Do you shake your beans in the trainers beforehand for added depth and character? :classic_laugh:


----------



## ZiggyMarley (Jan 9, 2019)

Blue_Cafe said:


> Do you shake your beans in the trainers beforehand for added depth and character?


 my trainers are as fresh as a daisy!!


----------



## MediumRoastSteam (Jul 7, 2015)

@ZiggyMarley - just Make sure the steam wand is not dripping on the corner or edge of the drip tray. This is one of the gripes I have, the drip tray could've been slightly longer so the steam tip would be inside it and not at the edge of it. That in itself would not have been s problem if there weren't gaps in the corners where the panels are joined, which causes the water to drip onto the base / chassis of the machine under the drip tray. Very annoying indeed!

also, you may want to remove that "lock" sticker whist the machine is new, if you want to do that of course.


----------



## ZiggyMarley (Jan 9, 2019)

MediumRoastSteam said:


> @ZiggyMarley - just Make sure the steam wand is not dripping on the corner or edge of the drip tray. This is one of the gripes I have, the drip tray could've been slightly longer so the steam tip would be inside it and not at the edge of it. That in itself would not have been s problem if there weren't gaps in the corners where the panels are joined, which causes the water to drip onto the base / chassis of the machine under the drip tray. Very annoying indeed!


 thank you - i'll go and check it now!


----------



## ZiggyMarley (Jan 9, 2019)

MediumRoastSteam said:


> also, you may want to remove that "lock" sticker whist the machine is new, if you want to do that of course.


 that'll remain as an aid-memoir for the Mrs as she has no mechanical sympathy or awareness


----------



## allyburns (Sep 27, 2020)

Very nice, If my order request to Germany goes okay, I will have a similar setup!



Lelit PL91T Victoria


White Niche Zero (arriving December  )


@ZiggyMarleyHow did you decide between white and black Niche? I agonized over the decision but think white looks classier!

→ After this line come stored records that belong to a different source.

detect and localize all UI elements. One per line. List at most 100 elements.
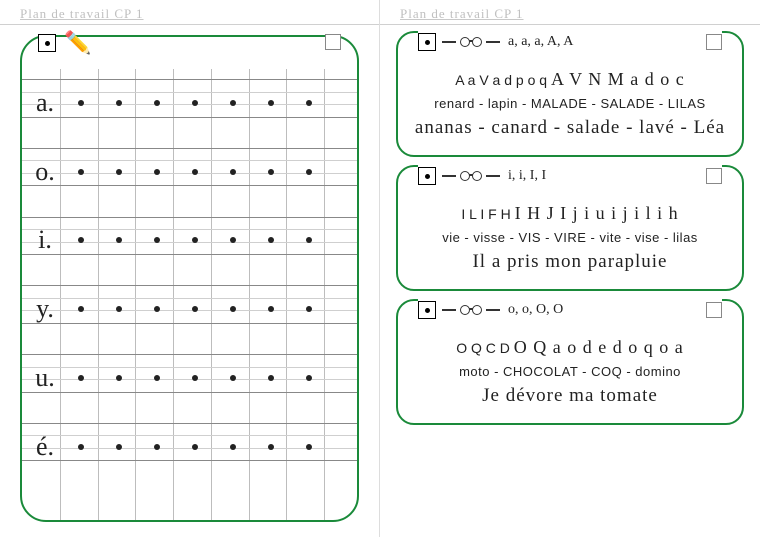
writing-grid: a. o. i. y. u. é. bbox=[22, 69, 357, 520]
section-title: o, o, O, O bbox=[502, 302, 563, 318]
guide-dot bbox=[230, 375, 236, 381]
checkbox[interactable] bbox=[706, 168, 722, 184]
glasses-icon bbox=[460, 169, 482, 183]
guide-dot bbox=[268, 237, 274, 243]
cursive-letters: O Q a o d e d o q o a bbox=[514, 337, 684, 357]
grid-hline bbox=[22, 285, 357, 286]
row-letter: é. bbox=[22, 432, 62, 462]
guide-dot bbox=[268, 444, 274, 450]
guide-dot bbox=[192, 375, 198, 381]
sentence-line: Il a pris mon parapluie bbox=[410, 251, 730, 273]
row-letter: o. bbox=[22, 157, 62, 187]
dice-icon bbox=[418, 301, 436, 319]
row-letter: a. bbox=[22, 88, 62, 118]
guide-dot bbox=[78, 444, 84, 450]
reading-section: i, i, I, I I L I F H I H J I j i u i j i… bbox=[396, 165, 744, 291]
guide-dot bbox=[154, 444, 160, 450]
guide-dot bbox=[230, 100, 236, 106]
page-right: Plan de travail CP 1 a, a, a, A, A A a V… bbox=[380, 0, 760, 537]
writing-row: i. bbox=[22, 220, 357, 260]
checkbox[interactable] bbox=[706, 34, 722, 50]
guide-dot bbox=[230, 237, 236, 243]
cursive-letters: I H J I j i u i j i l i h bbox=[515, 203, 679, 223]
guide-dot bbox=[192, 237, 198, 243]
guide-dot bbox=[230, 306, 236, 312]
guide-dot bbox=[306, 169, 312, 175]
guide-dot bbox=[192, 444, 198, 450]
cursive-letters: A V N M a d o c bbox=[551, 69, 685, 89]
row-letter: u. bbox=[22, 363, 62, 393]
guide-dot bbox=[154, 100, 160, 106]
guide-dot bbox=[230, 444, 236, 450]
dice-icon bbox=[418, 33, 436, 51]
word-line: moto - CHOCOLAT - COQ - domino bbox=[410, 364, 730, 379]
dash bbox=[442, 175, 456, 177]
dash bbox=[486, 41, 500, 43]
guide-dot bbox=[306, 306, 312, 312]
writing-row: a. bbox=[22, 83, 357, 123]
section-header: i, i, I, I bbox=[418, 165, 722, 187]
guide-dot bbox=[268, 375, 274, 381]
grid-hline bbox=[22, 148, 357, 149]
guide-dot bbox=[192, 306, 198, 312]
guide-dot bbox=[154, 375, 160, 381]
guide-dot bbox=[116, 306, 122, 312]
letter-line: A a V a d p o q A V N M a d o c bbox=[410, 69, 730, 90]
dice-icon bbox=[418, 167, 436, 185]
dice-icon bbox=[38, 34, 56, 52]
row-letter: i. bbox=[22, 225, 62, 255]
guide-dot bbox=[116, 444, 122, 450]
row-letter: y. bbox=[22, 294, 62, 324]
guide-dot bbox=[78, 306, 84, 312]
guide-dot bbox=[78, 169, 84, 175]
reading-section: a, a, a, A, A A a V a d p o q A V N M a … bbox=[396, 31, 744, 157]
writing-panel: a. o. i. y. u. é. bbox=[20, 35, 359, 522]
print-letters: O Q C D bbox=[456, 340, 510, 356]
dash bbox=[442, 41, 456, 43]
guide-dot bbox=[306, 100, 312, 106]
guide-dot bbox=[306, 237, 312, 243]
guide-dot bbox=[116, 169, 122, 175]
sentence-line: Je dévore ma tomate bbox=[410, 385, 730, 407]
guide-dot bbox=[192, 169, 198, 175]
checkbox[interactable] bbox=[325, 34, 341, 50]
dash bbox=[486, 309, 500, 311]
checkbox[interactable] bbox=[706, 302, 722, 318]
page-header-right: Plan de travail CP 1 bbox=[380, 0, 760, 25]
guide-dot bbox=[78, 237, 84, 243]
page-left: Plan de travail CP 1 ✏️ a. o. i. y. u. é. bbox=[0, 0, 380, 537]
guide-dot bbox=[306, 444, 312, 450]
print-letters: A a V a d p o q bbox=[455, 72, 547, 88]
writing-row: y. bbox=[22, 289, 357, 329]
section-title: i, i, I, I bbox=[502, 168, 546, 184]
letter-line: O Q C D O Q a o d e d o q o a bbox=[410, 337, 730, 358]
section-header: a, a, a, A, A bbox=[418, 31, 722, 53]
guide-dot bbox=[230, 169, 236, 175]
guide-dot bbox=[268, 100, 274, 106]
letter-line: I L I F H I H J I j i u i j i l i h bbox=[410, 203, 730, 224]
grid-hline bbox=[22, 217, 357, 218]
reading-section: o, o, O, O O Q C D O Q a o d e d o q o a… bbox=[396, 299, 744, 425]
guide-dot bbox=[78, 375, 84, 381]
guide-dot bbox=[306, 375, 312, 381]
guide-dot bbox=[154, 306, 160, 312]
section-title: a, a, a, A, A bbox=[502, 34, 573, 50]
grid-hline bbox=[22, 354, 357, 355]
pencil-icon: ✏️ bbox=[64, 30, 91, 56]
writing-row: é. bbox=[22, 427, 357, 467]
guide-dot bbox=[116, 237, 122, 243]
word-line: vie - visse - VIS - VIRE - vite - vise -… bbox=[410, 230, 730, 245]
sentence-line: ananas - canard - salade - lavé - Léa bbox=[410, 117, 730, 139]
print-letters: I L I F H bbox=[461, 206, 510, 222]
guide-dot bbox=[78, 100, 84, 106]
guide-dot bbox=[154, 169, 160, 175]
writing-row: o. bbox=[22, 152, 357, 192]
header-title: Plan de travail CP 1 bbox=[400, 6, 524, 21]
guide-dot bbox=[268, 306, 274, 312]
guide-dot bbox=[154, 237, 160, 243]
word-line: renard - lapin - MALADE - SALADE - LILAS bbox=[410, 96, 730, 111]
guide-dot bbox=[192, 100, 198, 106]
dash bbox=[442, 309, 456, 311]
section-header: o, o, O, O bbox=[418, 299, 722, 321]
header-title: Plan de travail CP 1 bbox=[20, 6, 144, 21]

Thanks for sharing your setup, makes me feel good about my choices.


----------



## ZiggyMarley (Jan 9, 2019)

allyburns said:


> ZiggyMarleyHow did you decide between white and black Niche? I agonized over the decision but think white looks classier!


 genuinely- I tossed a coin!


----------



## allyburns (Sep 27, 2020)

ZiggyMarley said:


> genuinely- I tossed a coin!


 Haha, that's one way to do it! I asked a few folk and to my dismay they all said black. What a #firstworldproblem to have! White will match my cups too!


----------